BMOP lifer, flutist/piccoloist Rachel Braude: “If you don’t do a good job, you’re not invited back.”

“BMOP players come prepared,” D’Amico says. “You can’t just sight-read stuff. If you don’t come prepared, you’re done. Gil knows what he wants, and there’s no ambiguity on the podium.”

“If you don’t do a good job, you’re not invited back,” Braude says. 

Anthony D’Amico, principal bass: “I thought it was one-and-done. How did Gil get to 25 years?”

“You have to be ready,” principal trumpet Terry Everson says. “You don’t get a week to rehearse something. But the first time it’s being played—it’s liberating. You’re doing things that nobody has done.

“Gil just guides you there,” Everson says. “The way it comes out, everyone is involved.”

The recordings did not begin until 2008, after the orchestra had performed for a more than a decade. In the early days, there was plenty of wait-and-see.

“I had a friend who asked me to fill a third trumpet chair for some new music,” Everson says. “It was my first session in town. I thought it was chamber music, but there was this full orchestra onstage. And my third trumpet part had all these offstage solos, like ‘Flying Dutchman’ quotes. 

“What a ride,” Everson says. “Gil has unearthed everything from mid-century on.” 

“I played the very first concert, ‘Appalachian Spring’ in Paine Hall at Harvard,” D’Amico says.

“I thought it was probably one-and-done. How did Gil do it—get to 25 years?”

“Honestly, Gil is a visionary,” Braude says, “he was always an audiophile too. He was the guy who said, ‘Remember that bootleg of Casals?’ 

“I feel that this is all going to matter deeply,” she says of the repertory choices, “just not right now. You just need to be open. You don’t have to know anything, and you don’t have to like it. You just need to live with it for a while, to build a relationship. 

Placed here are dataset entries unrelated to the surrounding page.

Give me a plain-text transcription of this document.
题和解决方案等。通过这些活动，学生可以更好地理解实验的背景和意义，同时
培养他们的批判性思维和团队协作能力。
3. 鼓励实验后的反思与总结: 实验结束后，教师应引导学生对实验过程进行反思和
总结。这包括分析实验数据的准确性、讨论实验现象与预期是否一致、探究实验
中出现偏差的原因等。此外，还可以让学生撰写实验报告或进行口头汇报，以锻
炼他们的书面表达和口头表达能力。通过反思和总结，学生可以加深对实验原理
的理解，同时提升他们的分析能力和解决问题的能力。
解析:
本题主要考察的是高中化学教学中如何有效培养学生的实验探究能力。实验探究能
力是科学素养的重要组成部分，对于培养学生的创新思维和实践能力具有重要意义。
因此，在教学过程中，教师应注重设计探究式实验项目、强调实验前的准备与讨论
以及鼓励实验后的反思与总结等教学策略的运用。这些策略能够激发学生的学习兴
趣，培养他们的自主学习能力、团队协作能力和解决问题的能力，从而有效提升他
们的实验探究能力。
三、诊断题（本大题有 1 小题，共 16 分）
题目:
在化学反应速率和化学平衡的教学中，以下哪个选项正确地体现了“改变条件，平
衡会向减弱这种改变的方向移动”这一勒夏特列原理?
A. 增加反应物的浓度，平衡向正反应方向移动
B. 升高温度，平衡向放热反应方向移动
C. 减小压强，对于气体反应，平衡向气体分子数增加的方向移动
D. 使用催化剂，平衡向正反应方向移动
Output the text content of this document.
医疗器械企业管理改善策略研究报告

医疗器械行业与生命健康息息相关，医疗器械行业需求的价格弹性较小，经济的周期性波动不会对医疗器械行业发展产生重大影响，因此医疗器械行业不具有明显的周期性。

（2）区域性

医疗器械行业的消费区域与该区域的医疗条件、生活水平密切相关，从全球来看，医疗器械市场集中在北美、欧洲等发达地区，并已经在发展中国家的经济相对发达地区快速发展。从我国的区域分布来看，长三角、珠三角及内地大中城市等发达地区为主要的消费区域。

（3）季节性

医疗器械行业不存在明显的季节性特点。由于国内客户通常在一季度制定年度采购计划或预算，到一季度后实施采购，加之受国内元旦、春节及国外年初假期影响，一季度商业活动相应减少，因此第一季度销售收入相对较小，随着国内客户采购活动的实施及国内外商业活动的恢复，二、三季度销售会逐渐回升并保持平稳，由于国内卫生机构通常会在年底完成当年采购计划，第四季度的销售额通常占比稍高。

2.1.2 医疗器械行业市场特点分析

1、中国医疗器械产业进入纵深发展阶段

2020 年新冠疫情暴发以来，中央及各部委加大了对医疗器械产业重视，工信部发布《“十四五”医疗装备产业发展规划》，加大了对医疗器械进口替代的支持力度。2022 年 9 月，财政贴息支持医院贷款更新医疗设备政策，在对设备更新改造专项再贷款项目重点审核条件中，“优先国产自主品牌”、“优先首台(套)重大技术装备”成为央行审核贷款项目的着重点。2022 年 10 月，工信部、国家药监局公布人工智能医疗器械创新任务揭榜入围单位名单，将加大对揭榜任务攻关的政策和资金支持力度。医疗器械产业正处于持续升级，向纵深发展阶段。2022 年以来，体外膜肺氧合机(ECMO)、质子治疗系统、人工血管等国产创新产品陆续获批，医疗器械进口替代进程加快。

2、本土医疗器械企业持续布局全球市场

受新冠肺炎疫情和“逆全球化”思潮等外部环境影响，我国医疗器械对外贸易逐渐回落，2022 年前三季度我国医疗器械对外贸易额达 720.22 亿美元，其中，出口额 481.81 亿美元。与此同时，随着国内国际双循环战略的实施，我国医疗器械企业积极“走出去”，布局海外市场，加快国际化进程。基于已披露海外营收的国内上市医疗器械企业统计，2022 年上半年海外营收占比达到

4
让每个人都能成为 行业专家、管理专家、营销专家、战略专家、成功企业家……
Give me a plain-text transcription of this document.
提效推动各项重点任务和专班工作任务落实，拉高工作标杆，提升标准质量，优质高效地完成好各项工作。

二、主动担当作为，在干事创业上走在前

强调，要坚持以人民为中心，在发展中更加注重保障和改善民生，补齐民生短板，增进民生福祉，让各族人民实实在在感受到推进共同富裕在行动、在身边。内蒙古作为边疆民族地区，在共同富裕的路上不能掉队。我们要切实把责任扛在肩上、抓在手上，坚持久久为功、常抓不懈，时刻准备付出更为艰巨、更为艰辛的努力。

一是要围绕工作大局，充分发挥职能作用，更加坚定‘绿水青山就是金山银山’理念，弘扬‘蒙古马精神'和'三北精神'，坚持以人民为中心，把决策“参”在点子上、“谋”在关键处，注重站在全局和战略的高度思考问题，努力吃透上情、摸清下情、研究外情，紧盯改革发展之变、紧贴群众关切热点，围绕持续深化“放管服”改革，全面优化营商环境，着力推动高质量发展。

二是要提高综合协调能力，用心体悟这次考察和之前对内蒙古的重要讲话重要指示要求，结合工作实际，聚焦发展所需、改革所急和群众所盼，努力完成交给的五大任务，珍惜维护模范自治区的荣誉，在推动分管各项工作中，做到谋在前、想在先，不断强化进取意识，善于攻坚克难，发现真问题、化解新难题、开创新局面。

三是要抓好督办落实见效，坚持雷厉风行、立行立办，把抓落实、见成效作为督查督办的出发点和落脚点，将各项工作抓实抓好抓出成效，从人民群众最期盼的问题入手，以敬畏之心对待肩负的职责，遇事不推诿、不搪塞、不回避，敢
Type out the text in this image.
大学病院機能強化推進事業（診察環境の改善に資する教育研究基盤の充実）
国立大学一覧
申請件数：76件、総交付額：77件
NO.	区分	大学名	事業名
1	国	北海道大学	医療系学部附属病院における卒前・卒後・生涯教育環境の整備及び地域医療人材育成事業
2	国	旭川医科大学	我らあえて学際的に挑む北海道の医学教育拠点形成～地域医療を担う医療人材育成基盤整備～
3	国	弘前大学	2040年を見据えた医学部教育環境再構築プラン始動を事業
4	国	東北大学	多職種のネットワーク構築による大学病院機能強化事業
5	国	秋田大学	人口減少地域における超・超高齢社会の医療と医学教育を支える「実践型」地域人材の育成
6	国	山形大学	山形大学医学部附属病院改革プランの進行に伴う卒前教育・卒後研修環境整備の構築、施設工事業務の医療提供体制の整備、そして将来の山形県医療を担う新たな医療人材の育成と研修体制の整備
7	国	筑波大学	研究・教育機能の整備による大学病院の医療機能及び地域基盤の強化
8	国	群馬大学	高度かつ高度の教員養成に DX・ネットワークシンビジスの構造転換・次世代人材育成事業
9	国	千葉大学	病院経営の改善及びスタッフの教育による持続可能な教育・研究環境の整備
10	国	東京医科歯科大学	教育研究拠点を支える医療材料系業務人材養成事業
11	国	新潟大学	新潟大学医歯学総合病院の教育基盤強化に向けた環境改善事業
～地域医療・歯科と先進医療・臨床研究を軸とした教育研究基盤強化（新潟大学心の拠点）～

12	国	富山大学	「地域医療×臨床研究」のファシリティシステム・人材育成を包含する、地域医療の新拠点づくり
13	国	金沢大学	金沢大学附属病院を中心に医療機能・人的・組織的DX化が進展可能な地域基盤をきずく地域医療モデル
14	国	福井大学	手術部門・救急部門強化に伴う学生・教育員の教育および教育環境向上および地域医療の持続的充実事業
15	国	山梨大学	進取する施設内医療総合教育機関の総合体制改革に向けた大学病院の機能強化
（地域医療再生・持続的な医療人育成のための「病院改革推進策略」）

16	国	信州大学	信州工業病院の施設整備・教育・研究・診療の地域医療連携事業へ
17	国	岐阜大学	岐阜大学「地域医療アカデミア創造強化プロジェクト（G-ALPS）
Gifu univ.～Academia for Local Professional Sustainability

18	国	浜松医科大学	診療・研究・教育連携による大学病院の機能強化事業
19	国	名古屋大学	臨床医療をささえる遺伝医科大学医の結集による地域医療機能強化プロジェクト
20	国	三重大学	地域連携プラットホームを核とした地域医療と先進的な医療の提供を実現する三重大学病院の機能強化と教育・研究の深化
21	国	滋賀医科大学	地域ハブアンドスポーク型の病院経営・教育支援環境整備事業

“It’s a massive aspect of BMOP,” she says, referring to the challenges. “I am not just executing something. We are the actual creators. We’re all in admiration of the work—and it’s so meaningful for composers. It feels like righting a wrong.”





Taking a whole year to celebrate an anniversary seems an appropriate pace for Rose. “I very much wanted BMOP to represent all styles and catholic tastes,” he says, “and not to decide that American music was this, or that, over the last hundred years. 

“Things from the ’30s, ’40s, ’50s, ’60s are being forgotten, but I’m kinda holding on to them. We just released Gail Kubik’s “Symphony Concertante.” It has a Pulitzer (awarded in 1952), but who remembers? Our CD is too small—the guy also wrote two kick-ass symphonies.

“I have the Guinness record for conducting the most pieces once,” he says. “But if I hadn’t made that happen, that piece would be on a shelf.”

Asked about another 25 years, Rose says, “Gil Rose might decide he’s not interested. Who would do this intentionally? 

“People who are making repertoire decisions are not particularly interested in repertoire,” he says, reflecting on the industry in general. “They’re not interested in finding out what they don’t know. And they’re certainly not interested in advocating for their art form. 

“It has some great difficulties, and some fabulous advantages,” he says. “But to be a driving force behind important cultural work . . .”—a phrase he leaves unfinished.